Mit dieser Praxis verbindet sich der Plan einer groß angelegten Umverteilung von Geld und Macht nach oben, mit der Folge, dass die Blasenökonomie immer weiter aufgepumpt wird und immer weniger Spieler immer mächtiger und reicher werden. Für die Staaten folgt daraus: Die öffentlichen Haushalte bleiben chronisch im Defizit, die Steuereinnahmen bleiben hinter den Anforderungen zurück. Die sozialen Sicherungssysteme sind chronisch unterfinanziert, Investitionen unterbleiben. Die Exportweltmeisternation verlegte sich aufs Lohndumping der Eigenen, die Verschuldung der Anderen. Der Arbeitsmarkt des Exportweltmeisters gibt ein sonderbares Bild ab: „Entstehung atypischer Beschäftigungsverhältnisse...eine der Hauptursachen für die Entstehung neuer Arbeitsplätze...vor allem im Niedriglohnbereich“ (FR 29.10.2010). Damit exportierte die Exportweltmeisternation die Arbeitslosigkeit ins Ausland.

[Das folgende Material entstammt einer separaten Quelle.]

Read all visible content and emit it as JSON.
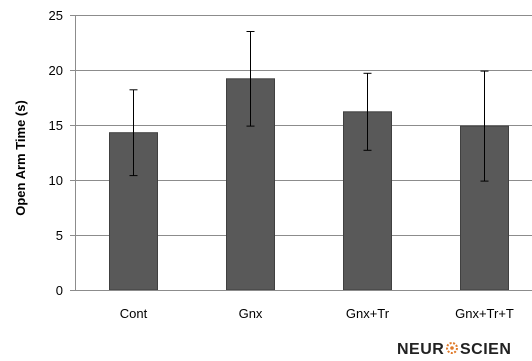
{
  "chart_data": {
    "type": "bar",
    "categories": [
      "Cont",
      "Gnx",
      "Gnx+Tr",
      "Gnx+Tr+T"
    ],
    "values": [
      14.3,
      19.2,
      16.2,
      14.9
    ],
    "error": [
      3.9,
      4.3,
      3.5,
      5.0
    ],
    "ylabel": "Open Arm Time (s)",
    "xlabel": "",
    "ylim": [
      0,
      25
    ],
    "yticks": [
      0,
      5,
      10,
      15,
      20,
      25
    ],
    "grid": true,
    "bar_color": "#595959",
    "error_bar_color": "#000000"
  },
  "logo": {
    "left_text": "NEUR",
    "right_text": "SCIEN"
  }
}
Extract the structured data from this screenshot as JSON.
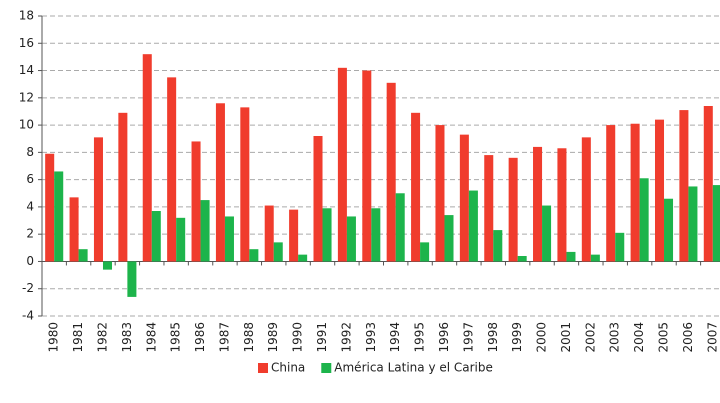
{
  "chart_data": {
    "type": "bar",
    "categories": [
      "1980",
      "1981",
      "1982",
      "1983",
      "1984",
      "1985",
      "1986",
      "1987",
      "1988",
      "1989",
      "1990",
      "1991",
      "1992",
      "1993",
      "1994",
      "1995",
      "1996",
      "1997",
      "1998",
      "1999",
      "2000",
      "2001",
      "2002",
      "2003",
      "2004",
      "2005",
      "2006",
      "2007"
    ],
    "series": [
      {
        "name": "China",
        "color": "#f03c2d",
        "values": [
          7.9,
          4.7,
          9.1,
          10.9,
          15.2,
          13.5,
          8.8,
          11.6,
          11.3,
          4.1,
          3.8,
          9.2,
          14.2,
          14.0,
          13.1,
          10.9,
          10.0,
          9.3,
          7.8,
          7.6,
          8.4,
          8.3,
          9.1,
          10.0,
          10.1,
          10.4,
          11.1,
          11.4
        ]
      },
      {
        "name": "América Latina y el Caribe",
        "color": "#1db44b",
        "values": [
          6.6,
          0.9,
          -0.6,
          -2.6,
          3.7,
          3.2,
          4.5,
          3.3,
          0.9,
          1.4,
          0.5,
          3.9,
          3.3,
          3.9,
          5.0,
          1.4,
          3.4,
          5.2,
          2.3,
          0.4,
          4.1,
          0.7,
          0.5,
          2.1,
          6.1,
          4.6,
          5.5,
          5.6
        ]
      }
    ],
    "ylim": [
      -4,
      18
    ],
    "yticks": [
      -4,
      -2,
      0,
      2,
      4,
      6,
      8,
      10,
      12,
      14,
      16,
      18
    ],
    "grid": true,
    "legend": "bottom"
  }
}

Hinter der Umbaumaxime bleckt die ungebremst vorangetriebene Börsenkapitalisierung. Rendite ist alles, der Mensch ist nichts. Überall fehlt Geld: für Bildung, für Infrastruktur, für die Finanzierung öffentlicher Leistungen, für die Menschheitsaufgaben im Umweltbereich. 5 Euro Hartz IV-Erhöhung pro Jahr bleibt ein Skandal, den die Politik Jahr für Jahr fortsetzt, obwohl im Finanzkollaps die Billionen von Privat nur so versenkt wurden. Diese Mittel fehlen jetzt dem Staat.

Sozialstaatsdebatte, Arbeitsmarkt, Finanzmarkt - Firmen

Wohin treibt die Wirtschaft? – Die Finanzmärkte rissen seit Beginn der Siebziger Jahren des vorigen Jahrhunderts die Handlungsmacht immer mehr an sich, trieben den ‚Tanz der Geier‘ (Doku von 2012/Frankreich/Finnland) voran. Die Politik hat dem entsprochen. Sie lässt sich vom Finanzkapitalismus der Wetten, der Gesellschaften zerstört, seit Jahren zum Narren halten und sich vor ihm hertreiben.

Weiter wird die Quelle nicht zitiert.